Called Phoenix, this software is proving to be indispensable in a number of different ways, from planning fire prevention, to knowing where a new fire will spread, to helping at-risk communities develop bushfire survival plans.
Initially instigated by Dr Kevin Tolhurst AM at the University of Melbourne, it's taken a decade of work from Dr Tolhurst and numerous other projects to bring Phoenix into the highly usable state that it is now. It turns out that modelling the behaviour of something as complex as fire is a very tricky problem, especially as it varies so wildly depending on the fuel found in different areas.
According to Dr Tolhurst, one of the biggest issues was how to model the smoke plume created by a fire. This proved to be very important, as it leads to the creation of firebrands – the pieces of burning bark and wood that are carried by the smoke and lead to spot fires.
In some situations, these firebrands can travel tens of kilometres downwind from the original fire, causing, "firestorms to develop and quickly entrap people and wildlife, so it is important to be able to know when spotting is going to occur and play a big part in the fire", Dr Tolhurst said.
Another key issue with modelling fires is the fuel that it burns, and early versions of Phoenix lacked the accurate fuel maps that it now has access to.
In NSW, the NSW Rural Fire Service has worked with National Parks and Wildlife to produce a state-wide vegetation map, while Victoria's Department of Environment, Land, Water and Planning (DELWP) relies on internal teams to gather the data, which are then used to create state-wide fuel maps.
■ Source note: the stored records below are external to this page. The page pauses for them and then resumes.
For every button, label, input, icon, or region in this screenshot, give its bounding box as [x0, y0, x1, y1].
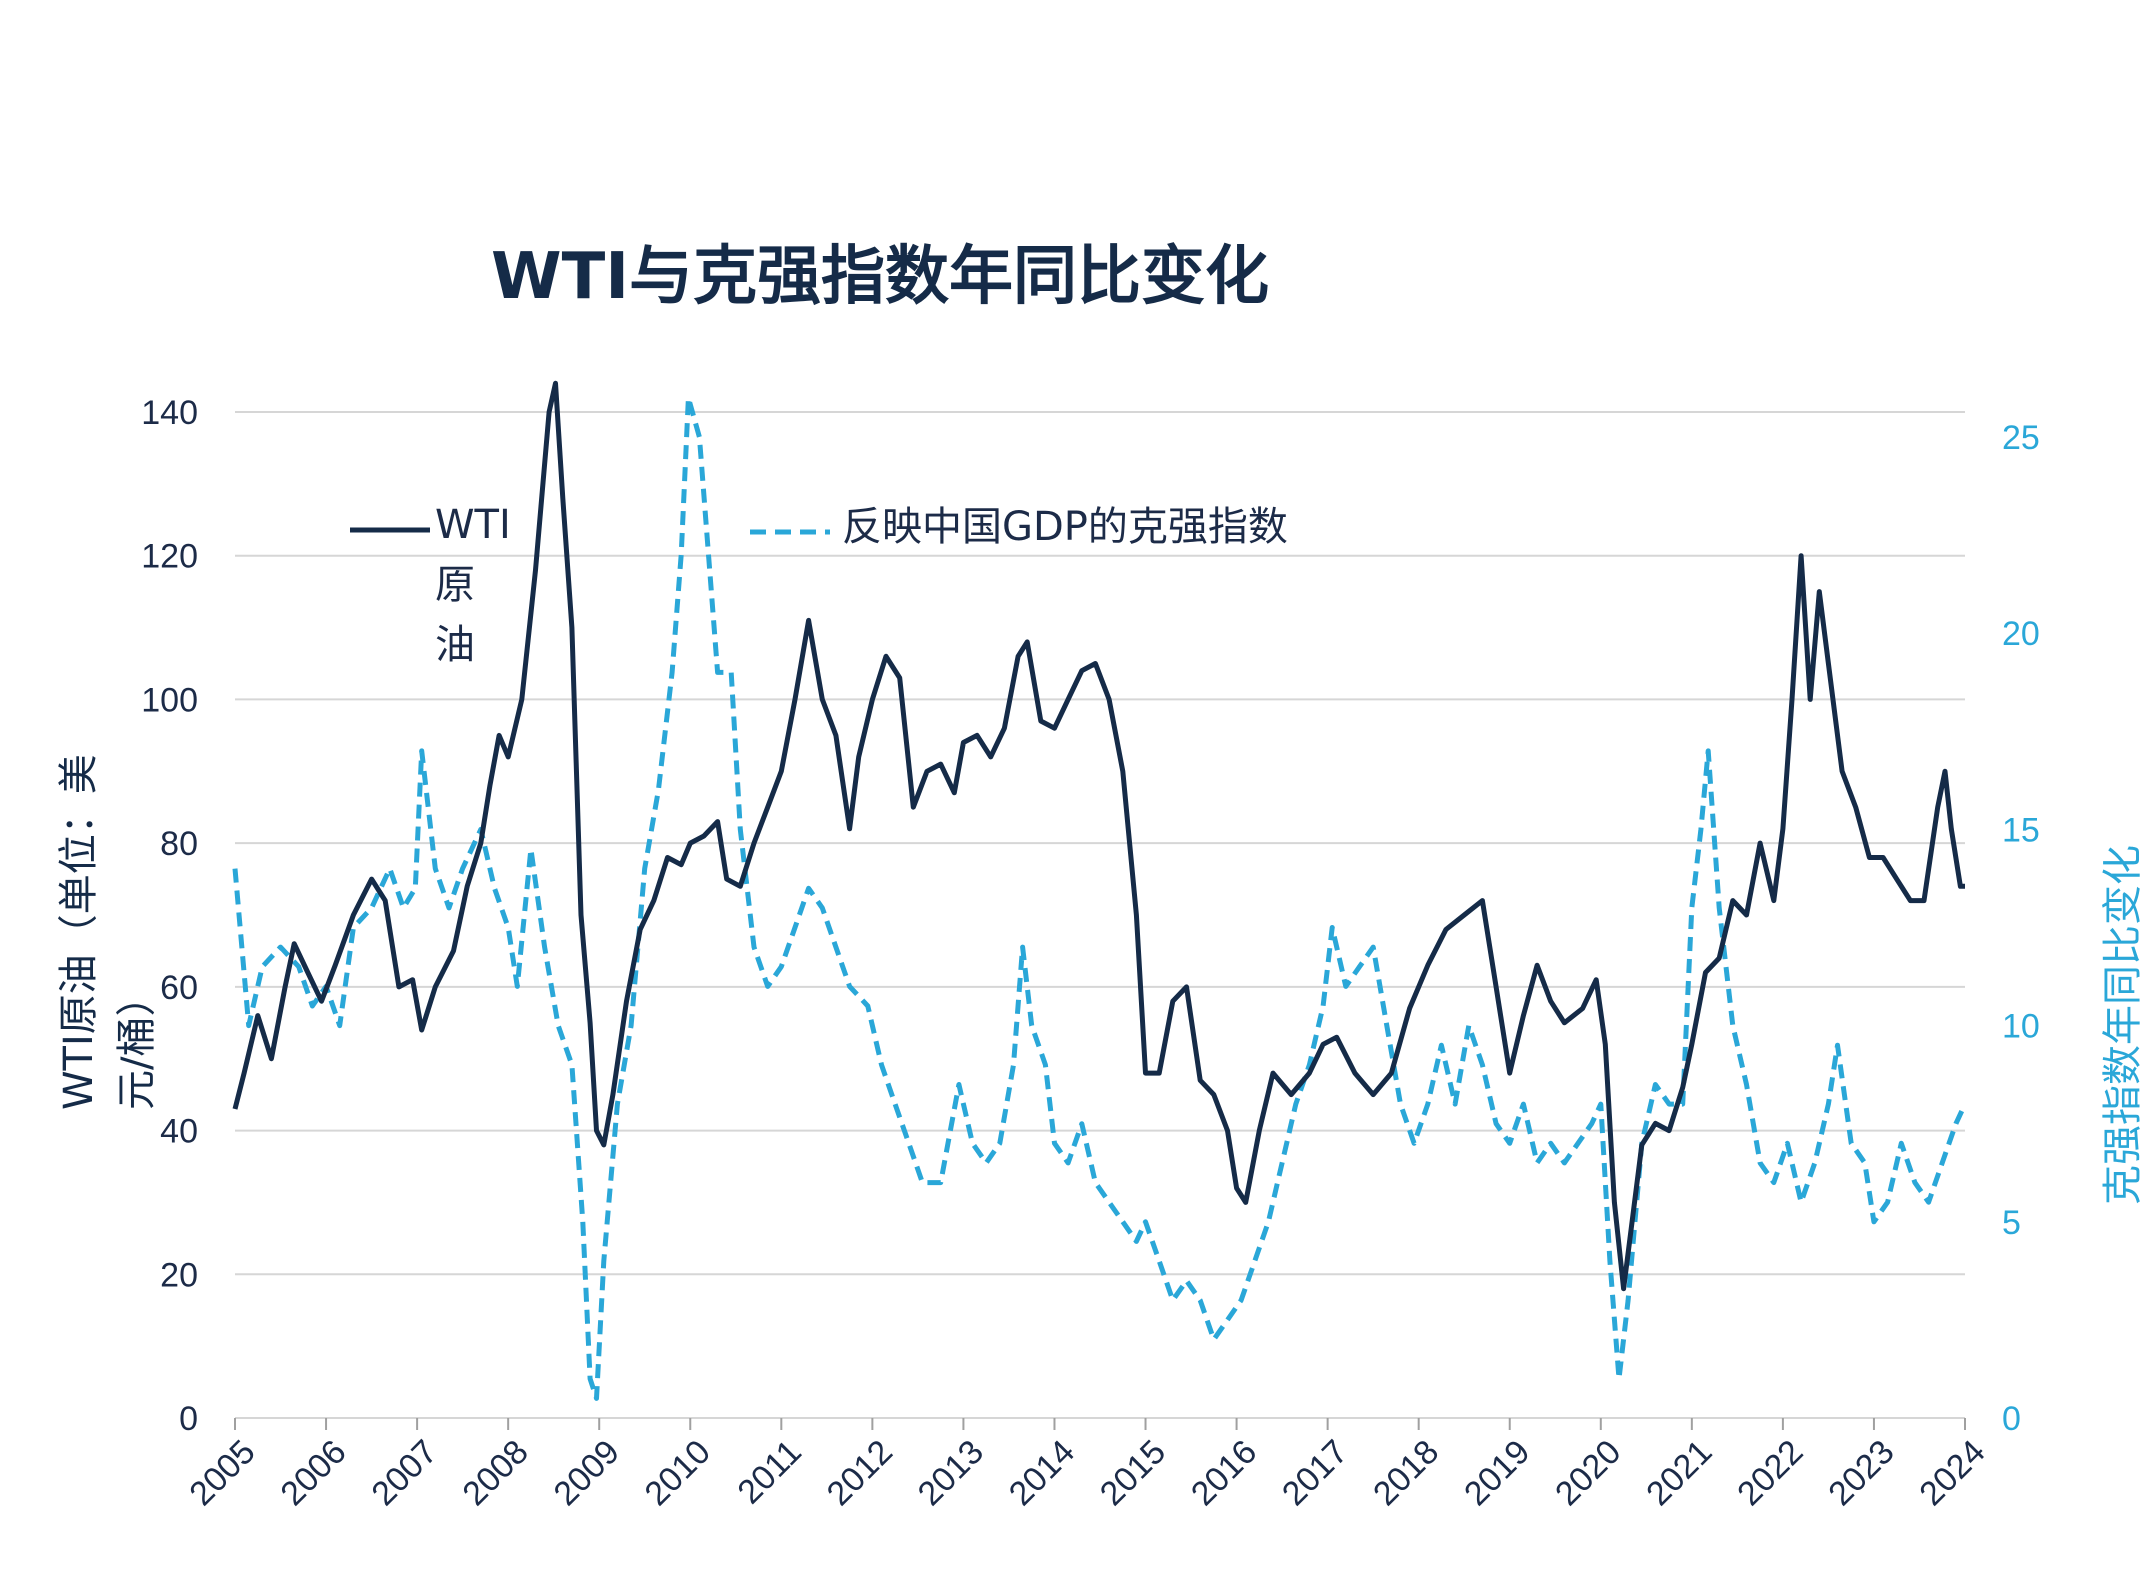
gridlines [235, 411, 1965, 1419]
right-tick-label-4: 20 [2002, 615, 2040, 653]
x-tick-label-11: 2016 [1184, 1433, 1264, 1513]
x-axis-ticks: 2005 2006 2007 2008 2009 2010 2011 2012 2013 2014… [182, 1418, 1993, 1513]
y-axis-label-left-line1: WTI原油（单位：美 [56, 754, 102, 1110]
legend-label-wti-3: 油 [435, 622, 475, 668]
left-tick-label-1: 20 [160, 1256, 198, 1294]
x-tick-label-12: 2017 [1275, 1433, 1355, 1513]
legend: WTI 原 油 反映中国GDP的克强指数 [350, 502, 1288, 668]
chart-title: WTI与克强指数年同比变化 [491, 240, 1269, 314]
x-tick-label-5: 2010 [638, 1433, 718, 1513]
x-tick-label-16: 2021 [1639, 1433, 1719, 1513]
x-tick-label-15: 2020 [1548, 1433, 1628, 1513]
right-tick-label-5: 25 [2002, 419, 2040, 457]
x-tick-label-8: 2013 [911, 1433, 991, 1513]
x-tick-label-13: 2018 [1366, 1433, 1446, 1513]
x-tick-label-9: 2014 [1002, 1433, 1082, 1513]
right-tick-label-1: 5 [2002, 1204, 2021, 1242]
left-tick-label-2: 40 [160, 1113, 198, 1151]
legend-label-wti-2: 原 [435, 562, 475, 608]
right-tick-label-0: 0 [2002, 1400, 2021, 1438]
x-tick-label-14: 2019 [1457, 1433, 1537, 1513]
x-tick-label-7: 2012 [820, 1433, 900, 1513]
x-tick-label-1: 2006 [273, 1433, 353, 1513]
left-tick-label-7: 140 [141, 394, 198, 432]
x-tick-label-17: 2022 [1730, 1433, 1810, 1513]
x-tick-label-4: 2009 [547, 1433, 627, 1513]
x-tick-label-3: 2008 [455, 1433, 535, 1513]
left-axis-ticks: 0 20 40 60 80 100 120 140 [141, 394, 198, 1438]
y-axis-label-left-line2: 元/桶） [114, 977, 160, 1110]
x-tick-label-10: 2015 [1093, 1433, 1173, 1513]
left-tick-label-5: 100 [141, 681, 198, 719]
x-tick-label-19: 2024 [1912, 1433, 1992, 1513]
left-tick-label-3: 60 [160, 969, 198, 1007]
series-line-wti [232, 380, 1965, 1292]
right-axis-ticks: 0 5 10 15 20 25 [2002, 419, 2040, 1438]
left-tick-label-0: 0 [179, 1400, 198, 1438]
right-tick-label-3: 15 [2002, 811, 2040, 849]
series-line-keqiang [232, 395, 1968, 1401]
legend-label-wti-1: WTI [435, 502, 511, 548]
legend-label-keqiang: 反映中国GDP的克强指数 [842, 504, 1288, 550]
x-tick-label-2: 2007 [364, 1433, 444, 1513]
left-tick-label-6: 120 [141, 538, 198, 576]
y-axis-label-right: 克强指数年同比变化 [2100, 845, 2146, 1205]
right-tick-label-2: 10 [2002, 1008, 2040, 1046]
x-tick-label-6: 2011 [730, 1433, 809, 1512]
series-lines [232, 380, 1968, 1401]
x-tick-label-0: 2005 [182, 1433, 262, 1513]
left-tick-label-4: 80 [160, 825, 198, 863]
x-tick-label-18: 2023 [1821, 1433, 1901, 1513]
y-axis-label-left: WTI原油（单位：美 元/桶） [56, 742, 160, 1111]
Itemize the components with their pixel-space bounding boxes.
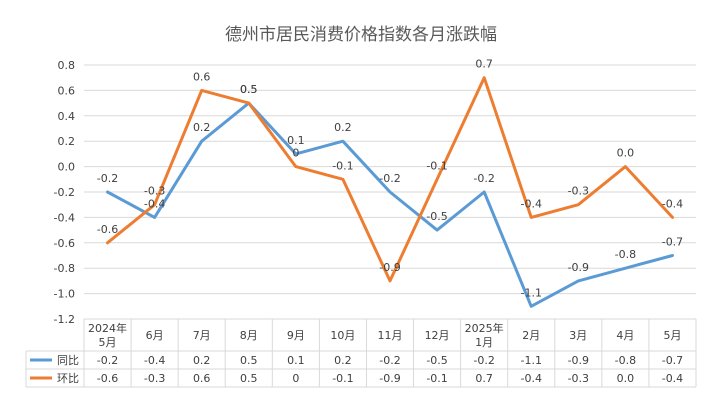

Regardless of where it's coming from, both states have found Phoenix's accuracy to be greatly improved since the creation of the high detail fuel maps.
Lee Miezis, executive director, fire and emergency management at DELWP, ran simulations of past fires to test it.
"We compared it to a number of specific fires, including Ash Wednesday 1983 and Black Sunday 2009, and generally it's proven to be quite accurate in capturing the general extent, speed, progression, movement and intensity. It even predicted some of the spot fires that occurred."
In the past, fire behaviour analysts (FBANs) had to manually plot the trajectory of a new fire. Andy Ackland is one of the senior FBANs at DELWP in Victoria, and explained how time-consuming the old method was.
"Manual predictions can take 30 minutes to an hour for a single fire, yet Phoenix can cover 20 predictions in minutes," Mr Ackland said. "The older methods of using spreadsheets and maps are good, and are part of our base training, but when you have lots of fires coming through it's very hard to stay on top of the predictions for so many different fires."
As well as being used in the field during fires, helping firefighters anticipate where to use their resources best, Phoenix can be used in the days prior to a predicted fire day to forecast where trouble areas might crop up.
But perhaps the most important use is in educating communities that are at risk from bushfires. Mr Miezis sees this as being a huge use of the tool in the coming years.
"It's a tool that makes it very real for communities, and to be able to do that ahead of the fire is very, very powerful," he siad.
"It helps get people to work on their fire plan, to act, to think about what they would do if a fire is bearing down on their home. It gets them into the mind-set to make smart decisions early, rather than act as it's happening."